Они молча курят, а потом идут вскрывать следующее тело.
Эти двое совсем уж чокнутые, даже нам до них далеко. Иногда они рассказывают, кто что ел на завтрак, или что натворила пуля внутри, как она разорвала внутренности и какого цвета кишки у человека.
Один раз мы были у них в палатке. Тела там лежат на резиновых носилках на земле и на двух оцинкованных высоких столах, где их препарируют, и из них на траву вытекает густая черная кровь, и скапливается лужицами. Запах там такой… Кровь имеет не только свой цвет, но и свой запах. Иногда он страшнее её вида.
* * *
Бритоголовые мальчишки, порой угрюмые, порой смешные, забитые донельзя в казармах, со сломанными челюстями и отбитыми легкими — нас гнали на войну и убивали сотнями. Ведь мы даже еще стрелять не умели, мы не могли убить человека, мы не знали, как это нужно делать и все, на что мы были способны — это лишь плакать и умирать. И мы умирали. Боевиков мы называли «дяденьки» и когда они резали пленным глотки на блокпостах, те просили: «Дяденьки, не убивайте… Ну пожалуйста… Ну не надо, что я вам сделал…» А ведь им так хотелось жить! Им так хотелось жить, поймите вы это, вы толстомясые генералы в лампасах, которые гнали нас на эту бойню! Мы еще не видели жизнь и не знали её запаха, но мы уже видели смерть. Мы знаем, как пахнет загустелая кровь на полу вертолета в сорокаградусную жару, мы знаем, что мясо на оторванной ноге черного цвета и что человек может сгореть в бензине полностью, остаются только кости. Мы знаем, что тела раздуваются на жаре и слышали, как воют ночами сошедшие с ума псы в развалинах. Мы слышали это. Слышали! И сами начинали выть, потому что умирать в восемнадцать лет — это так страшно!
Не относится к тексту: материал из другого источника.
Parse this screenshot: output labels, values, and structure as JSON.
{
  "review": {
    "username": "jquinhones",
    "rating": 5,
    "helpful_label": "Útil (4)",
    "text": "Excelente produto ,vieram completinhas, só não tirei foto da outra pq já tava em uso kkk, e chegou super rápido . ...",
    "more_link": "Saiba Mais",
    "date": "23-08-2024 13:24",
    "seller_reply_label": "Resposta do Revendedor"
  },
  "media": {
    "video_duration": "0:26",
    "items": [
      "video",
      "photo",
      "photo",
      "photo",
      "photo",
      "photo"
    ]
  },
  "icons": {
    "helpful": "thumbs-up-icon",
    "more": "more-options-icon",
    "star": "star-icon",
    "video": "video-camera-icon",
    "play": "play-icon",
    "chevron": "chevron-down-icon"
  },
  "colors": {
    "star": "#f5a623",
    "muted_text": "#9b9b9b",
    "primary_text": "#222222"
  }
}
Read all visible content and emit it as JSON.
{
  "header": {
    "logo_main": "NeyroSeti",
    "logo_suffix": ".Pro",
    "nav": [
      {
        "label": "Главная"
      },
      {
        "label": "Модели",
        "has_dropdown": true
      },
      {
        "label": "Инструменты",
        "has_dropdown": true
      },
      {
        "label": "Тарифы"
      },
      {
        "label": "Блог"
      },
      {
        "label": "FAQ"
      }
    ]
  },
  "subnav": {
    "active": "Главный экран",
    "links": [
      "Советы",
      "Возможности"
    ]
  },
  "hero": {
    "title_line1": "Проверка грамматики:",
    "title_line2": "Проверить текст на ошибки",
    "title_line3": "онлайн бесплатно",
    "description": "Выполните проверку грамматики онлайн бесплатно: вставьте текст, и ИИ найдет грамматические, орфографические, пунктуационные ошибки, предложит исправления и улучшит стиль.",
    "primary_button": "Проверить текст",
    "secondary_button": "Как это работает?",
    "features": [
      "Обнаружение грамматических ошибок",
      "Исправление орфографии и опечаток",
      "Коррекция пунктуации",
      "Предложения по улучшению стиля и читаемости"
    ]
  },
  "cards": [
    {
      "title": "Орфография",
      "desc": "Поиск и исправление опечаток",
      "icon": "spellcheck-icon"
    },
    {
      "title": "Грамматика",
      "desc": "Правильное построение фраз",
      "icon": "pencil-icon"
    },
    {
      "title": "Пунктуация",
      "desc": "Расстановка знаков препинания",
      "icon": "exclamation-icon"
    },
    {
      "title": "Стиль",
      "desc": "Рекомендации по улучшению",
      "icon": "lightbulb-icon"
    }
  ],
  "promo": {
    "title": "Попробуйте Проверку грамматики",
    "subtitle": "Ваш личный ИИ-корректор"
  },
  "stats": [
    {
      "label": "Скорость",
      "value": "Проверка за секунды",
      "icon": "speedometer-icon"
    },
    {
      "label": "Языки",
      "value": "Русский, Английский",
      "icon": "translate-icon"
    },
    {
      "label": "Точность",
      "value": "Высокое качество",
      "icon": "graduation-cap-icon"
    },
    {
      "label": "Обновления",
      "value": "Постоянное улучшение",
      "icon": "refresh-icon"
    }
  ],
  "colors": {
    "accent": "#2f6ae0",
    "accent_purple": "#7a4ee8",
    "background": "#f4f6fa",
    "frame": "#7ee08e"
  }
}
Нас предали все, и мы умирали. Как и подобает настоящему пушечному мясу — молча и несправедливо.
* * *
Ночами, после возвращения в казармы, нас избивают. Разведка ходит теперь постоянно пьяная, офицеров в казарме больше нет, лишь иногда приезжает Елин, но и он пьет все время. Он собирает у себя в каптерке шоблу, и они бухают по-черному, не в силах больше сдерживать в себе безумие.
Моздок погружается в сумасшествие все больше и больше, уже никто не следит за солдатами, дедовщина переходит все мыслимые и немыслимые пределы. Челюсти ломают по несколько штук за ночь, молодняк избивают табуретками и прикладами. Салабоны бегут из полка сотнями, не в силах сносить ночные издевательства, они уходят в степь босиком, прямо с постелей. Пополнение не задерживается в нашем полку надолго, из них даже не успевают сформировать маршевые роты и отправить на войну.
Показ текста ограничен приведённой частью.